The first week catered to those aged 8-11 and the second week catered to those 12-15. Each year, the program hopes to encourage a group of children to respect and protect nature on Statia.
Two activities are always part of the schedule, from year to year, no matter the age group. These are Iguana Patrol and Snorkeling. This year, the children not only went on patrol for our local Lesser Antillean Iguana, but they improved their identification skills. The invasive iguana, officially named the Green Iguana (scientific name Iguana iguana), has been confused with the young or female local iguana that are green in colour but not in name. Features like a striped tail and a large scale on the cheek (that is not the ear) were used to tell the difference. Snorkeling always aims to improve their snorkeling skills so they can observe the marine world clearly. They all went further this year by practicing some marine research: naming and counting the animals they saw. First, they observed the fish, then they counted the corals and urchins they saw in the area.
The younger children went to Zeelandia Beach and the vegetable garden at the Miriam C Schmidt Botanical Garden, while the older children went to the ReforeStatia Nursery and hiked the Panorama Trail in The Quill. Sea turtles are a migratory species that tend to nest on the same beach every 2-3 years. Zeelandia (Zeelandia Beach and Turtle Beach) receives the most nests on Statia and, therefore, needs to be protected.
Children learned how to conduct a sea turtle patrol, such as how to find a nest based on measurements from set points, measure a nesting sea turtle, the dangers of cliff falls for nests and nesting sea turtles, and how the planting of trees on the cliff can prevent cliff falls.
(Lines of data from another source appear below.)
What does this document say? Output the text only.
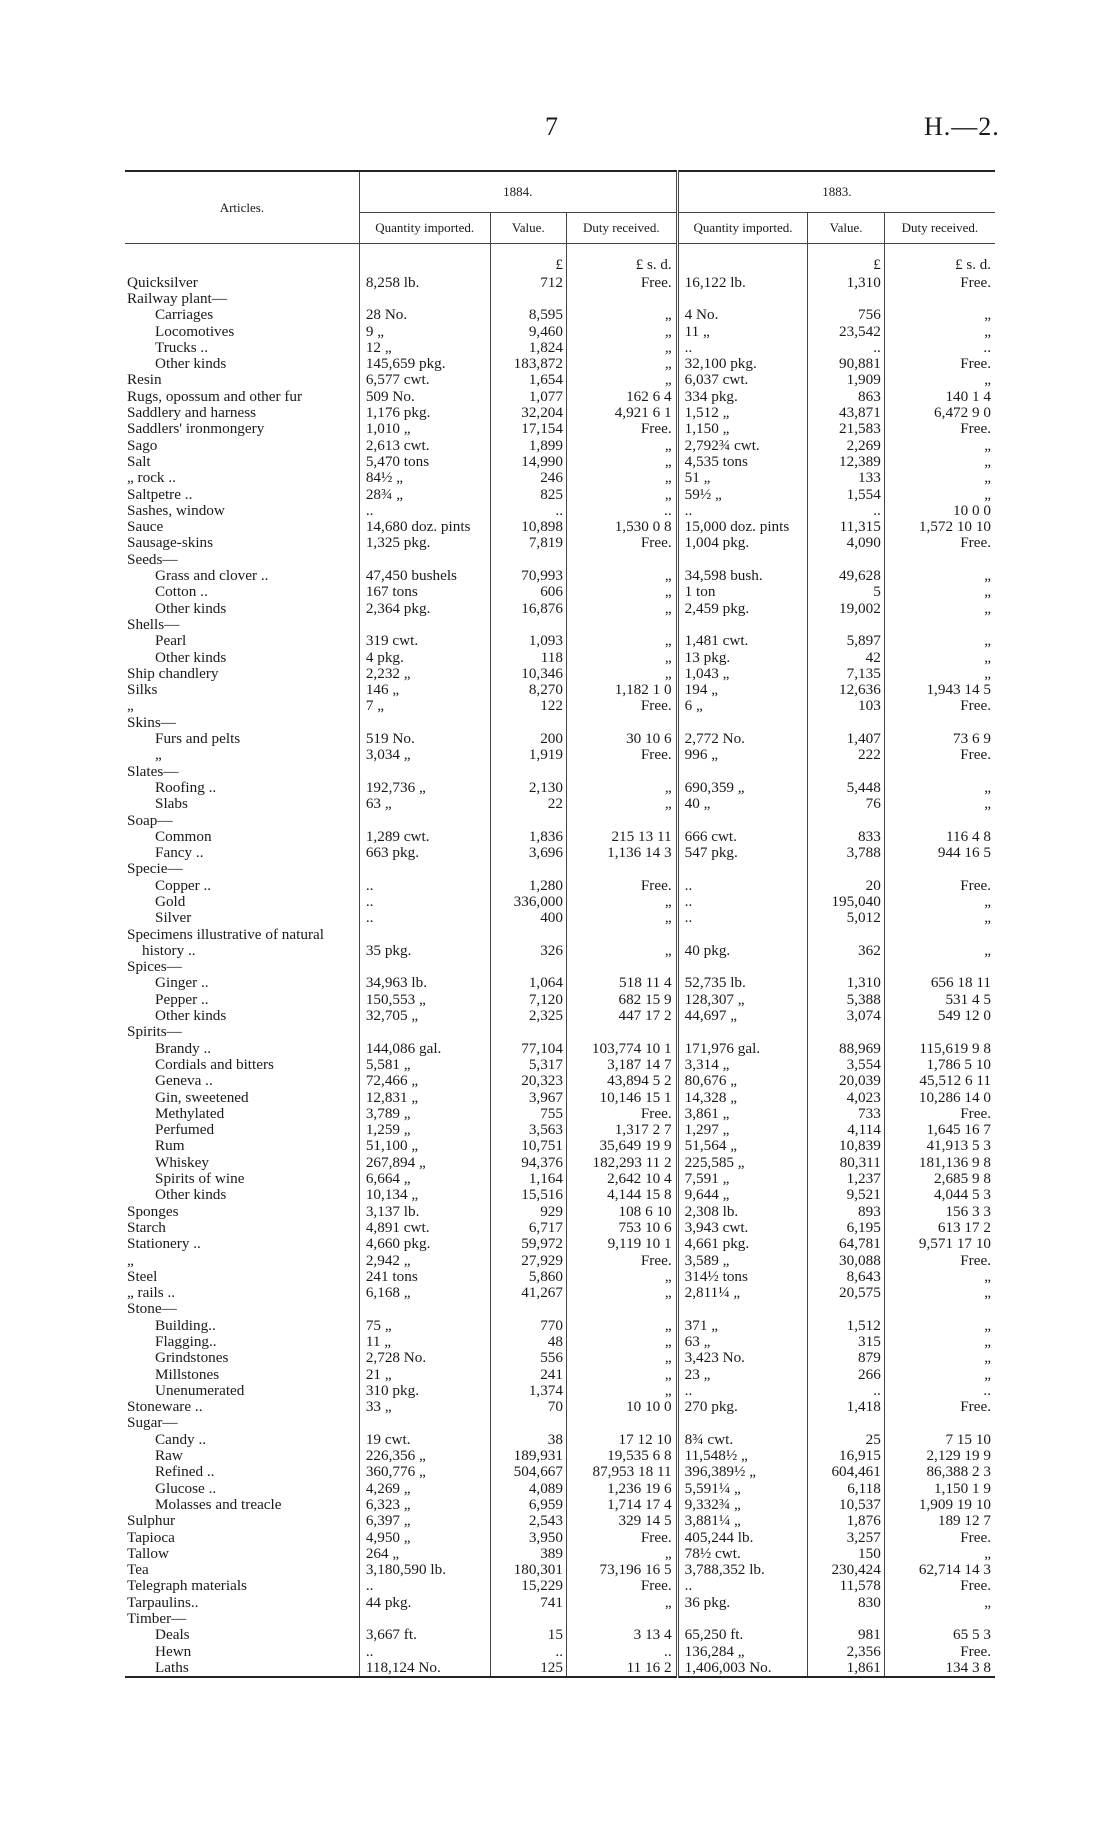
7	H.—2.
Articles.	1884.			1883.		
	Quantity imported.	Value.	Duty received.	Quantity imported.	Value.	Duty received.
		£	£ s. d.		£	£ s. d.
Quicksilver	8,258 lb.	712	Free.	16,122 lb.	1,310	Free.
Railway plant—						
Carriages	28 No.	8,595	„	4 No.	756	„
Locomotives	9 „	9,460	„	11 „	23,542	„
Trucks ..	12 „	1,824	„	..	..	..
Other kinds	145,659 pkg.	183,872	„	32,100 pkg.	90,881	Free.
Resin	6,577 cwt.	1,654	„	6,037 cwt.	1,909	„
Rugs, opossum and other fur	509 No.	1,077	162 6 4	334 pkg.	863	140 1 4
Saddlery and harness	1,176 pkg.	32,204	4,921 6 1	1,512 „	43,871	6,472 9 0
Saddlers' ironmongery	1,010 „	17,154	Free.	1,150 „	21,583	Free.
Sago	2,613 cwt.	1,899	„	2,792¾ cwt.	2,269	„
Salt	5,470 tons	14,990	„	4,535 tons	12,389	„
„ rock ..	84½ „	246	„	51 „	133	„
Saltpetre ..	28¾ „	825	„	59½ „	1,554	„
Sashes, window	..	..	..	..	..	10 0 0
Sauce	14,680 doz. pints	10,898	1,530 0 8	15,000 doz. pints	11,315	1,572 10 10
Sausage-skins	1,325 pkg.	7,819	Free.	1,004 pkg.	4,090	Free.
Seeds—						
Grass and clover ..	47,450 bushels	70,993	„	34,598 bush.	49,628	„
Cotton ..	167 tons	606	„	1 ton	5	„
Other kinds	2,364 pkg.	16,876	„	2,459 pkg.	19,002	„
Shells—						
Pearl	319 cwt.	1,093	„	1,481 cwt.	5,897	„
Other kinds	4 pkg.	118	„	13 pkg.	42	„
Ship chandlery	2,232 „	10,346	„	1,043 „	7,135	„
Silks	146 „	8,270	1,182 1 0	194 „	12,636	1,943 14 5
„	7 „	122	Free.	6 „	103	Free.
Skins—						
Furs and pelts	519 No.	200	30 10 6	2,772 No.	1,407	73 6 9
„	3,034 „	1,919	Free.	996 „	222	Free.
Slates—						
Roofing ..	192,736 „	2,130	„	690,359 „	5,448	„
Slabs	63 „	22	„	40 „	76	„
Soap—						
Common	1,289 cwt.	1,836	215 13 11	666 cwt.	833	116 4 8
Fancy ..	663 pkg.	3,696	1,136 14 3	547 pkg.	3,788	944 16 5
Specie—						
Copper ..	..	1,280	Free.	..	20	Free.
Gold	..	336,000	„	..	195,040	„
Silver	..	400	„	..	5,012	„
Specimens illustrative of natural						
history ..	35 pkg.	326	„	40 pkg.	362	„
Spices—						
Ginger ..	34,963 lb.	1,064	518 11 4	52,735 lb.	1,310	656 18 11
Pepper ..	150,553 „	7,120	682 15 9	128,307 „	5,388	531 4 5
Other kinds	32,705 „	2,325	447 17 2	44,697 „	3,074	549 12 0
Spirits—						
Brandy ..	144,086 gal.	77,104	103,774 10 1	171,976 gal.	88,969	115,619 9 8
Cordials and bitters	5,581 „	5,317	3,187 14 7	3,314 „	3,554	1,786 5 10
Geneva ..	72,466 „	20,323	43,894 5 2	80,676 „	20,039	45,512 6 11
Gin, sweetened	12,831 „	3,967	10,146 15 1	14,328 „	4,023	10,286 14 0
Methylated	3,789 „	755	Free.	3,861 „	733	Free.
Perfumed	1,259 „	3,563	1,317 2 7	1,297 „	4,114	1,645 16 7
Rum	51,100 „	10,751	35,649 19 9	51,564 „	10,839	41,913 5 3
Whiskey	267,894 „	94,376	182,293 11 2	225,585 „	80,311	181,136 9 8
Spirits of wine	6,664 „	1,164	2,642 10 4	7,591 „	1,237	2,685 9 8
Other kinds	10,134 „	15,516	4,144 15 8	9,644 „	9,521	4,044 5 3
Sponges	3,137 lb.	929	108 6 10	2,308 lb.	893	156 3 3
Starch	4,891 cwt.	6,717	753 10 6	3,943 cwt.	6,195	613 17 2
Stationery ..	4,660 pkg.	59,972	9,119 10 1	4,661 pkg.	64,781	9,571 17 10
„	2,942 „	27,929	Free.	3,589 „	30,088	Free.
Steel	241 tons	5,860	„	314½ tons	8,643	„
„ rails ..	6,168 „	41,267	„	2,811¼ „	20,575	„
Stone—						
Building..	75 „	770	„	371 „	1,512	„
Flagging..	11 „	48	„	63 „	315	„
Grindstones	2,728 No.	556	„	3,423 No.	879	„
Millstones	21 „	241	„	23 „	266	„
Unenumerated	310 pkg.	1,374	„	..	..	..
Stoneware ..	33 „	70	10 10 0	270 pkg.	1,418	Free.
Sugar—						
Candy ..	19 cwt.	38	17 12 10	8¾ cwt.	25	7 15 10
Raw	226,356 „	189,931	19,535 6 8	11,548½ „	16,915	2,129 19 9
Refined ..	360,776 „	504,667	87,953 18 11	396,389½ „	604,461	86,388 2 3
Glucose ..	4,269 „	4,089	1,236 19 6	5,591¼ „	6,118	1,150 1 9
Molasses and treacle	6,323 „	6,959	1,714 17 4	9,332¾ „	10,537	1,909 19 10
Sulphur	6,397 „	2,543	329 14 5	3,881¼ „	1,876	189 12 7
Tapioca	4,950 „	3,950	Free.	405,244 lb.	3,257	Free.
Tallow	264 „	389	„	78½ cwt.	150	„
Tea	3,180,590 lb.	180,301	73,196 16 5	3,788,352 lb.	230,424	62,714 14 3
Telegraph materials	..	15,229	Free.	..	11,578	Free.
Tarpaulins..	44 pkg.	741	„	36 pkg.	830	„
Timber—						
Deals	3,667 ft.	15	3 13 4	65,250 ft.	981	65 5 3
Hewn	..	..	..	136,284 „	2,356	Free.
Laths	118,124 No.	125	11 16 2	1,406,003 No.	1,861	134 3 8
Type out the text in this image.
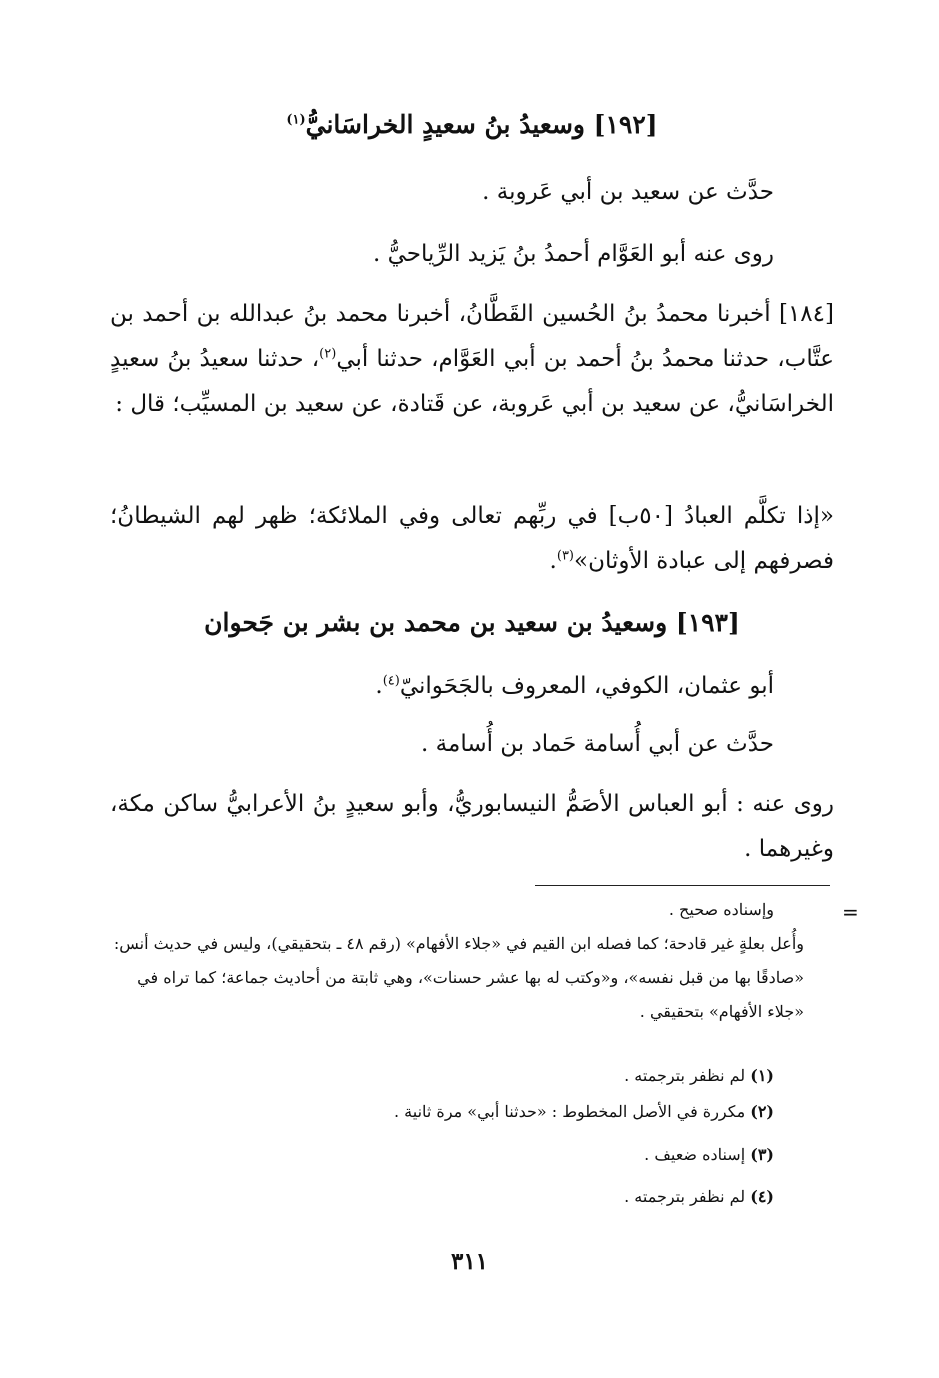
[١٩٢] وسعيدُ بنُ سعيدٍ الخراسَانيُّ$^{(١)}$
حدَّث عن سعيد بن أبي عَروبة .
روى عنه أبو العَوَّام أحمدُ بنُ يَزيد الرِّياحيُّ .
[١٨٤] أخبرنا محمدُ بنُ الحُسين القَطَّانُ، أخبرنا محمد بنُ عبدالله بن أحمد بن عتَّاب، حدثنا محمدُ بنُ أحمد بن أبي العَوَّام، حدثنا أبي$^{(٢)}$، حدثنا سعيدُ بنُ سعيدٍ الخراسَانيُّ، عن سعيد بن أبي عَروبة، عن قَتادة، عن سعيد بن المسيِّب؛ قال :
«إذا تكلَّم العبادُ [٥٠ب] في ربِّهم تعالى وفي الملائكة؛ ظهر لهم الشيطانُ؛ فصرفهم إلى عبادة الأوثان»$^{(٣)}$.
[١٩٣] وسعيدُ بن سعيد بن محمد بن بشر بن جَحوان
أبو عثمان، الكوفي، المعروف بالجَحَوانيّ$^{(٤)}$.
حدَّث عن أبي أُسامة حَماد بن أُسامة .
روى عنه : أبو العباس الأصَمُّ النيسابوريُّ، وأبو سعيدٍ بنُ الأعرابيُّ ساكن مكة، وغيرهما .
=
وإسناده صحيح .
وأُعل بعلةٍ غير قادحة؛ كما فصله ابن القيم في «جلاء الأفهام» (رقم ٤٨ ـ بتحقيقي)، وليس في حديث أنس: «صادقًا بها من قبل نفسه»، و«وكتب له بها عشر حسنات»، وهي ثابتة من أحاديث جماعة؛ كما تراه في «جلاء الأفهام» بتحقيقي .
(١) لم نظفر بترجمته .
(٢) مكررة في الأصل المخطوط : «حدثنا أبي» مرة ثانية .
(٣) إسناده ضعيف .
(٤) لم نظفر بترجمته .
٣١١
They also learnen how much effort is needed to create a barrier from roaming livestock for the new trees.
The vegetable garden used during the Kids Summer Club was built earlier in the year and ‘put to sleep’. On Thursday, July 30th, the younger children planted okra. They can visit the garden occasionally help us water then harvest the okra. They went home with potted thyme, that is already ready for harvesting. The thyme is to be watered and picked by the children when needed.
The visit to the ReforeStatia Nursery started with two groups competing to build the food forest on the site. After learning the features of a functional forest, each group chose their plants and selected their random spots within the general food forest plot. This was followed by the creation of ‘seed bombs’ using seeds that they brought from home. These seed bombs will be placed on the Fort Oranje cliff and in the food forest. A few will be taken home and watered until they germinate. This will give them an idea of how long the other seed bombs will take to germinate. A few children took home a sea grape plant. This visit is related to their hike to Panorama as they will be able to have an overview of the island and its vegetation. They also saw the area with no trees was also the areas with the most erosion (the eastern cliffs).
Due to the passage of a storm, a day was lost in the first week. Even though the second Monday was a public holiday, the older children were able to conduct a Mini Kids Council. They were asked to answer one question about a particular outing: What can Stenapa and locals do together to improve (iguana populations/marine environment/sea turtle populations/protection of trees)?